In this article the author describes Snow White as someone who lacks ambition, and reaffirms the feminist theory of acculturation. Snow White is a princess that many feminists do not want their daughters to look up to. The Disney version of this fairy tale is one, that many feminists believe, to put beauty before personal ambition, and that problems can be solved as long as they find the right man or in this case prince.
One point that I found interesting in this article was that the author interpreted the relationship between Snow White and the queen as a competition, which in turn is a result of the male discourse. They also point out that it is “evident” that Snow White and the Seven Dwarfs is embodied by the Evil Queen. How they came to that realization I do not know, due to the fact that they do not elaborate this claim.
However, the main part that I, being a Disney lover, really appreciated about this article is that they actually tell the reader that all of the sexist elements of this film was mainly due to the “sociological landscape of the time.” They give an example as to why the 1930s was different from that of today. They provide the evidence that the women’s movement did not happen until the 1960s and 1970s. Therefore, informing the reader that the gender roles of women in the 1930s were a lot more submissive and passive. Women in the 1930s did not particularly speak their minds like they do today.

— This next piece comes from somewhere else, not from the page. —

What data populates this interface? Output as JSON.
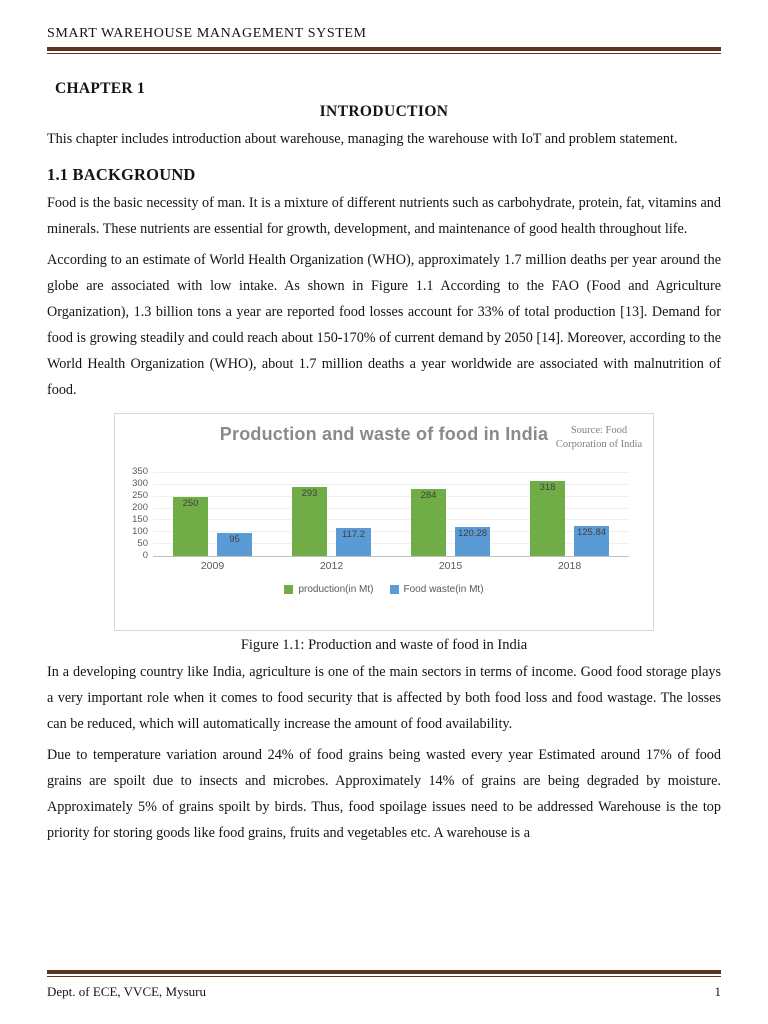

I am very happy that the author included this information at the end of their article. It helps the reader to get an idea of how the 1930s differ from those of today. And this part helped me to gain a greater appreciation of our history as American women. This article helps me to think of what it might have been like to live in the 1930s and how hard it might be for a women of today to understand the roles in which women held back then. But that is why the Disney version of Snow White is such a great film to look back on. It helps us to receive a greater understanding of the era in which this film was created. So I ask you to not imediately judge this movie of any other movie, until you understand the time period in which the film was made, and the reason as to why context in the film was incorporated into the film in the first place.